Автобус был переполнен, но какой-то подросток поспешил уступить ей место, то ли пораженный ее полнотой, то ли испуганный мрачным выражением лица. Она плюхнулась на сиденье, слишком маленькое для пышного тела, и уставилась в окно, продолжая усиленно размышлять. Неужели у Гуидо были неприятности из-за того дела с Россетти? Она вспомнила, что, увидев, как он вытаскивает из кармана столько денег, всерьез встревожилась, и даже Россетти не мог поверить ее рассказам. Но она, как и прежде, не стала расспрашивать брата. Больше они к этому никогда не возвращались. «Ведь с тех пор прошло столько лет. Какое это может иметь отношение к его смерти?» – подумала она и инстинктивно проверила, тут ли ключ: из боязни, что у нее вырвут сумку, она держала его в кармашке блузки.

– Извините, – пробормотала худенькая девушка, указывая на соседнее свободное место, которое толстуха Россетти наполовину заняла. Розанна раздраженно придвинулась к окну. – Благодарю вас.

Нет, эта история с деньгами не имеет никакого отношения к ключу, который ей доверил Гуидо. Ключ – личное дело брата, бог его знает какое. А те деньги были, ну, как его, СИДа. Подумать только, что Гуидо зараз получил двадцать пять миллионов и решил поделиться ими с этой свиньей Россетти, который только и умеет, что резать колбасу.

У нее никогда не было своего сейфа в банке, и она не имела представления о том, что надо сказать служащему в окошечке. По счастью, тот хорошо знал Гуидо и слышал о его смерти. Десять раз повторив, что нарушает правила и не должен этого делать, он несколько минут вертел в руках ее документы, потом велел расписаться в двух местах и наконец указал на стеклянную дверь. Необычная обстановка немного отвлекла ее от печальных мыслей, даже взволновала, но и тогда, когда она уже поворачивала ключ в замке, она не испытывала никакого любопытства к тому, что лежит в сейфе. И в самом деле она не увидела там ничего интересного. Она с опаской вынула пакет, не веря, что в этом бумажном свертке может таиться причина смерти Гуидо.

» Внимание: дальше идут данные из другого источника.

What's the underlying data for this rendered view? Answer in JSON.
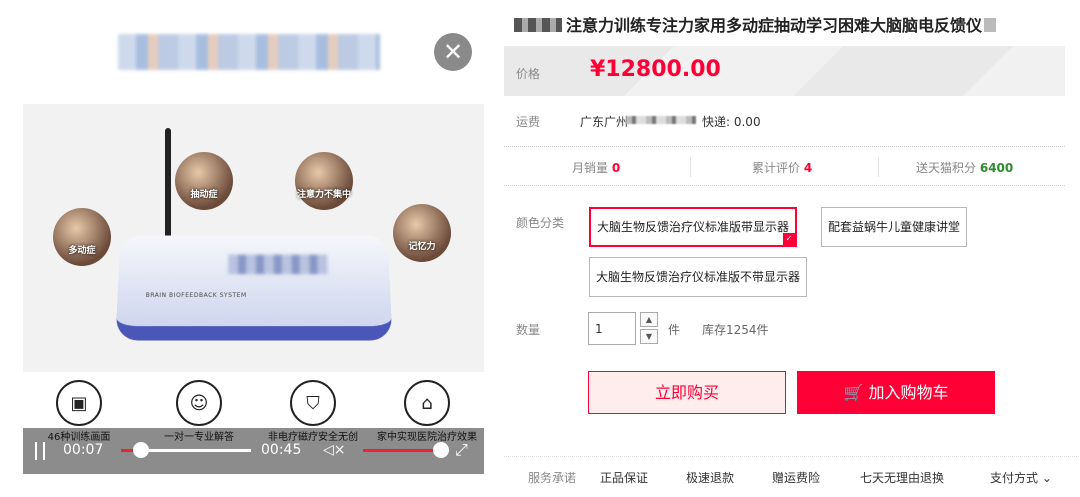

На пакете не оказалось никакой надписи. Квадратный и довольно легкий, он был не завязан веревкой, а стянут клейкой лентой. Ей захотелось тотчас посмотреть его содержимое. Она переждала, пока пройдет служащий с большими рыжими усами и пачкой конвертов в руках. Мирная тишина, нарушаемая лишь жужжанием кондиционера, действовала успокаивающе. Стараясь не шуршать и не спуская глаз со стеклянной двери, она развернула сверток.

– Что же это такое? – пробормотала Розанна Россетти, беря в руки одну из этих круглых штуковин, лежащих внутри. Всего их было четыре. Вертя так и этак содержимое пакета, она поняла, что это похоже на коробочки: странные плоские коробочки с отверстиями посередине. Они что-то напоминали, она вспомнила что, когда ей наконец удалось открыть одну из них, – магнитофонные ленты! Кассеты у нее невольно ассоциировались с музыкой. У Россетти «мерседес» тоже был набит магнитофонными кассетами. Но какое отношение к этому мог иметь Гуидо?

Сбоку на каждой кассете был наклеен белый прозрачный квадратик, и на одном из них карандашом сделана отметка: буква «Г».

Да… Она нерешительно взвесила одну из кассет на ладони. Надо бы их прослушать, но как? И где? Она не могла представить себе, какой магнитофон подходит для этих странных лент. Дома магнитофона у них нет, значит, надо отправиться в магазин, показать кассеты. А ей там ничего не скажут? Она смутно догадывалась, что это какие-то специальные, особенные ленты. Может, что-то военное? А вдруг ей начнут задавать вопросы и она растеряется, что тогда будет?

Она вновь подумала об этом медоточивом сыщике. Может, он и намекал на ленты? Она не могла заставить себя почувствовать к нему хоть малейшее доверие. И ведь если она отдаст ему эти штуки, то уж больше ничего не узнает. А она хочет знать, почему убили ее Гуидо и кто его убил. Прежде всего – кто его убил.

– Вам нехорошо, синьора?

Она резко обернулась и увидела почти рядом с собой рыжеусого. Она постаралась поскорее спрятать кассеты, но тот не проявил к ним никакого интереса. Немного успокоившись, она покачала головой.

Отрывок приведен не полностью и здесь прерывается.